Digerati50: The effervescent influencer
By Karamjit Singh December 16, 2017
- Works on establishing a cadence in all his investees to get them to market fast
- Three factors have to come together for more exits to happen in Southeast Asia
Digital News Asia (DNA) continues its series that profiles the 50 influencers who are helping shape Malaysia’s Digital Economy, from Digerati50 2016-2017 (Vol 2), a special print publication released in February 2016. The digital version of that publication can be downloaded from the link at the top right corner of the page thanks to the sponsorship of Telekom Malaysia Bhd, Malaysia’s convergence champion.
For information on customised reprints email [email protected]
IT would not be a stretch to call Khailee Ng a major force in the startup ecosystem, not just in Malaysia but in Southeast Asia. And it is not just the numbers that hint at his impact, though they do help paint a picture.
He started leading Silicon Valley-based 500 Startups’ South-East Asian fund, 500 Durians, in mid-2013, and by the end of 2015, almost 100 startups had found funding, or were in the midst of the requisite paperwork.
In mid-2015, 500 Startups also launched a new fund, Distro Dojo, targeted at accelerating the growth of high-impact startups focused on Southeast Asia. The goal here is to invest in 100 startups in the region over the next three years.
Too aggressive? Not really, says Khailee, who feels the target is quite conservative. This is because he anticipates a ‘feeding frenzy’ in Southeast Asia similar to what’s happening in India today, where, incidentally, 500 Startups is well positioned thanks to a bet it made there early. He recalls that they were warned that the Indian market was not ready in 2011.
But 500 Startups went ahead and cut cheques for 50 startups over the past four years. By 2015, every venture fund wanted to get in on the action in India, and valuations were shooting up.
But Khailee’s impact goes beyond just funding entrepreneurs. As a much sought-after investor, mentor and adviser – especially for early stage startups – he tries to help them establish what he calls “a cadence.”
This is essentially a rhythm – a fast-paced, execution-oriented one, since Khailee never does anything slow – that helps startups find the fight formula for market traction. And in Malaysia, a lot of the work he has been doing around the startup ecosystem has been by engaging with the Malaysian Global Innovation & Creative Centre (MaGIC), a government agency tasked with developing the ecosystem – both when he was on the MaGIC board and even after he stepped down due to heavy travel commitments.

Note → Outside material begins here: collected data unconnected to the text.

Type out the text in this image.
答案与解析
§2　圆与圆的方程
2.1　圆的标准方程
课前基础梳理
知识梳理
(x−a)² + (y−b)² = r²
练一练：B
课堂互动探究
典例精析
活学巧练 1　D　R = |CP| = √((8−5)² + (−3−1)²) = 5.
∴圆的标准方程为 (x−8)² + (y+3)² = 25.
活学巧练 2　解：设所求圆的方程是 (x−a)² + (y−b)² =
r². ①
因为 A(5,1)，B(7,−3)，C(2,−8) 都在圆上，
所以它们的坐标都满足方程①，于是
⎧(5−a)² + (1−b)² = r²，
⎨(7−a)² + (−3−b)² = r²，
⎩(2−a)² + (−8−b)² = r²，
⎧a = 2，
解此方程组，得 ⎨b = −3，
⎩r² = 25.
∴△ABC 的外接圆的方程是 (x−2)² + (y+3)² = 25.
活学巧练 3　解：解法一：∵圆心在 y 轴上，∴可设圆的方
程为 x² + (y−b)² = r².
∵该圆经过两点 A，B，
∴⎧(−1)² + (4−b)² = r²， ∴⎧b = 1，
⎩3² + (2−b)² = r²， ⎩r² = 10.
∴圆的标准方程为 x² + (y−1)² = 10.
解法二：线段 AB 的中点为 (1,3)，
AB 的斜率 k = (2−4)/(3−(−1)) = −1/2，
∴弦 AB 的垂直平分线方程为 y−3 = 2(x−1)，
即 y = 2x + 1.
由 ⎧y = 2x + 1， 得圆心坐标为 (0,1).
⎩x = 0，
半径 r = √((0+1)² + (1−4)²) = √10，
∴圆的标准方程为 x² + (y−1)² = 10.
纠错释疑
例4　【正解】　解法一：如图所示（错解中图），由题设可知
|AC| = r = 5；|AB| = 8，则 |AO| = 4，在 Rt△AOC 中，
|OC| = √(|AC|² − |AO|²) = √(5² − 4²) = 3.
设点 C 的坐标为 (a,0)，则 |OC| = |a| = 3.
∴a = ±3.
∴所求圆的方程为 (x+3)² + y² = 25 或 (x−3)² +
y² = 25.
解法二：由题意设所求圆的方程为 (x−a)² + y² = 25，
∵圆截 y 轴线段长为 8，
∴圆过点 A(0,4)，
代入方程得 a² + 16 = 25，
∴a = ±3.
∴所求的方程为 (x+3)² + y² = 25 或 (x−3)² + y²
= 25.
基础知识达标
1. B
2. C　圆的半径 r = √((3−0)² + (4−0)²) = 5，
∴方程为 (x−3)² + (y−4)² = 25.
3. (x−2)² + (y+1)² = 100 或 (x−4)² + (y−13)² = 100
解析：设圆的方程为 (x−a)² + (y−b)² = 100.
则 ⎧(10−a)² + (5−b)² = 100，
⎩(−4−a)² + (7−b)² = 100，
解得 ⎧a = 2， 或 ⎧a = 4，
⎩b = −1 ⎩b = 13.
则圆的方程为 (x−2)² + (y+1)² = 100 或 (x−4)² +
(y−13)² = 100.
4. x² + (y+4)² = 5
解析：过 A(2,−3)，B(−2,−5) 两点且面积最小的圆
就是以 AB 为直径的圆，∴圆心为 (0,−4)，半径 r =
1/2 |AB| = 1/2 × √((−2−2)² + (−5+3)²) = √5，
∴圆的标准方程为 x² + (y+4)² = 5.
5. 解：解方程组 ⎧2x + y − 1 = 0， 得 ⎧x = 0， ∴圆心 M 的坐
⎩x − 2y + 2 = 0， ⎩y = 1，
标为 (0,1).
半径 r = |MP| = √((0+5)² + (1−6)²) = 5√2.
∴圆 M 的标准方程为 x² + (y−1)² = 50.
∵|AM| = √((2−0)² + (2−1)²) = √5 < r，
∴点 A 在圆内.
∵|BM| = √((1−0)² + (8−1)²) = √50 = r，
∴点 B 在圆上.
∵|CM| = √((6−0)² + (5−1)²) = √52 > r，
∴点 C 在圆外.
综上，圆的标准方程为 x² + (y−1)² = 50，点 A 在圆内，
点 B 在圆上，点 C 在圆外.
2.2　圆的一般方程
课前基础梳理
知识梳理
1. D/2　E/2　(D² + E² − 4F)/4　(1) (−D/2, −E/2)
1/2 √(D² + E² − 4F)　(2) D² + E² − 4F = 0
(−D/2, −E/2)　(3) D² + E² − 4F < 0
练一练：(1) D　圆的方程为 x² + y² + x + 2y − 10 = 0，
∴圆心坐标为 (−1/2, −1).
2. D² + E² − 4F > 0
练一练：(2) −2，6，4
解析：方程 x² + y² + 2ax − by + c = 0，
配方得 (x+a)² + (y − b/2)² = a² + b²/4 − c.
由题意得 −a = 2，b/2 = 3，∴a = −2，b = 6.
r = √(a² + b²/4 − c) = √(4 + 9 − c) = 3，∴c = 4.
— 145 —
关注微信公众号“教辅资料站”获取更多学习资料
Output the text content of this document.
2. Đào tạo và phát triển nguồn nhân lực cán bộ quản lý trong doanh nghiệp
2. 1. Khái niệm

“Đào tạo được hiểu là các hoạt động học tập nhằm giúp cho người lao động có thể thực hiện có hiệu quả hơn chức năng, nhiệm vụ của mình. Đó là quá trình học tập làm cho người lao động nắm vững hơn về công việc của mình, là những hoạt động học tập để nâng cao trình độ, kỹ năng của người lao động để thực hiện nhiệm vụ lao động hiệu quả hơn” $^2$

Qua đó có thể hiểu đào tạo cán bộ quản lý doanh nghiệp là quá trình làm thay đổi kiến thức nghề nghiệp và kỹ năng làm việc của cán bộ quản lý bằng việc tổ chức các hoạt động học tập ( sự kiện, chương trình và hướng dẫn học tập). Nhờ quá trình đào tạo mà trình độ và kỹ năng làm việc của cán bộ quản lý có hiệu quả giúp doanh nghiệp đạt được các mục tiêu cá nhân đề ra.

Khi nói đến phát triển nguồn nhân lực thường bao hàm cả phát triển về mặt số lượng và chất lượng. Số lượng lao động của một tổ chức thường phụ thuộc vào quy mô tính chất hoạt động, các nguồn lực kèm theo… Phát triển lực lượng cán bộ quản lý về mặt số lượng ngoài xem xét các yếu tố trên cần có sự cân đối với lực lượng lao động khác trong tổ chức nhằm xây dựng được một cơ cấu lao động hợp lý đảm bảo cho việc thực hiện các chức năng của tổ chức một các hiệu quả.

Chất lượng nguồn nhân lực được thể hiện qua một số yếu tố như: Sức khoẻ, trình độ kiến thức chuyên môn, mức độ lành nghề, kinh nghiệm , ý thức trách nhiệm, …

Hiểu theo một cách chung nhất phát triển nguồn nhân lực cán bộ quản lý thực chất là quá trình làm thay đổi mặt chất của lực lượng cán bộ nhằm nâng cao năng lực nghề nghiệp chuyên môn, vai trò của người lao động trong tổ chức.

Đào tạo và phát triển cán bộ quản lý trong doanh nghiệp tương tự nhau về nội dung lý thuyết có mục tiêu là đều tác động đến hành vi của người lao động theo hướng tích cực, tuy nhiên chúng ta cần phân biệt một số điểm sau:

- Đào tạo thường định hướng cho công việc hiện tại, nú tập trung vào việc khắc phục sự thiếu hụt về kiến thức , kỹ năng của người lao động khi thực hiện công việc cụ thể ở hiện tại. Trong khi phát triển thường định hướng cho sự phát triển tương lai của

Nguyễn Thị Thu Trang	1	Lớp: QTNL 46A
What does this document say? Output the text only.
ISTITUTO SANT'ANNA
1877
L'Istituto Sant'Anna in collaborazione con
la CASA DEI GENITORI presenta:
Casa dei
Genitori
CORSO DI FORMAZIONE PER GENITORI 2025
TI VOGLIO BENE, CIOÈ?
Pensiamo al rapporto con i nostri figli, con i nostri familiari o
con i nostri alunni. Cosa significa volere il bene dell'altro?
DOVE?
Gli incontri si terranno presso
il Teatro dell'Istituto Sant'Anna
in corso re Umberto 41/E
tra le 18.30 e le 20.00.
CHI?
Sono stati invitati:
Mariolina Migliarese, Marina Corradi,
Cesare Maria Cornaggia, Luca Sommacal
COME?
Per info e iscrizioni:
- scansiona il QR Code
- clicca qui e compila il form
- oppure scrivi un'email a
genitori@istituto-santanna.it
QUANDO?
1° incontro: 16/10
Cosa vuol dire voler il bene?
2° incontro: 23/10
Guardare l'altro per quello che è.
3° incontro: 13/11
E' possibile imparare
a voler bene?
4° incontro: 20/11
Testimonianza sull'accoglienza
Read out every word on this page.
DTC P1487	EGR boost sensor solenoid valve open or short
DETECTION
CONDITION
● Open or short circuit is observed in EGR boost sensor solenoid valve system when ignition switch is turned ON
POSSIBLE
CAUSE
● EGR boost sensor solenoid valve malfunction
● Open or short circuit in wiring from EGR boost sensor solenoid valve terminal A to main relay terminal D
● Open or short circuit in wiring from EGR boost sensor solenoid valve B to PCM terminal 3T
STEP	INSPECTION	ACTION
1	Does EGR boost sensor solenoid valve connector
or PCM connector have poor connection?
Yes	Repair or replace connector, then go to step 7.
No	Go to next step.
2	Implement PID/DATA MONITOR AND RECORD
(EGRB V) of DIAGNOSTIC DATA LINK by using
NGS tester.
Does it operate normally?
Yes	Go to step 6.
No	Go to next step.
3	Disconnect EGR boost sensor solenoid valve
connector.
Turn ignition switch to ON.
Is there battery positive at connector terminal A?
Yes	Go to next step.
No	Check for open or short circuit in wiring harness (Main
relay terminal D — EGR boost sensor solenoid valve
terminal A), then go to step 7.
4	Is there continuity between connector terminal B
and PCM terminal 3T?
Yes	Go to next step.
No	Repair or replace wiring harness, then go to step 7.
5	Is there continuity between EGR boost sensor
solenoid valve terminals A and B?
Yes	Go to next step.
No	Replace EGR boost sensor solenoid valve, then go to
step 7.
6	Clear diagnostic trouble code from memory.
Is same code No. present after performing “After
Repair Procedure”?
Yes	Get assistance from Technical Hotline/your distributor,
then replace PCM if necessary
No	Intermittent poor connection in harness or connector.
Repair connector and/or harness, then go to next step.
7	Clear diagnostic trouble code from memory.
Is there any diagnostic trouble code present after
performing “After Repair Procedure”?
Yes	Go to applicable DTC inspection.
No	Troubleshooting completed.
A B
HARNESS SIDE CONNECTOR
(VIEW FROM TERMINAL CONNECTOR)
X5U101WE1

A MaGIC executive describes Khailee’s impact as “immense,” and another credits him as a “thought leader who inspired everyone around him to level up. He is always pushing the boundaries of what is possible.”
Peers describe him as an inspiration to not just entrepreneurs, but also to fellow investors and even ecosystem builders. He is also an inaugural Digerati50.
What’s undeniable as well is that he has created high visibility for the Malaysian startup ecosystem, and within Southeast Asia, he is arguably the most charismatic angel and seed investor.
And while 2015 was a year of a low number of exits, looking ahead to the 2016-2017 horizon, Khailee thinks three factors have to come together to trigger any exit.
“It starts with founder willingness – whether they wish to exit now and cash out, versus raising another round and exiting later.
“Then, of course, there is buyer willingness. Do they want to buy now (when it is cheaper) or wait to see how a business progresses and end up paying more later?
Father Time is the third factor. “Most exits in all markets take time, sometimes between five to seven years, especially if via an IPO (initial public offering). And with 2015 experiencing a huge shift in investing, the next wave (of eventual exits) has truly begun,” he says.
And who is going to bet against the effervescent Khailee having an outsized impact when this wave materialises?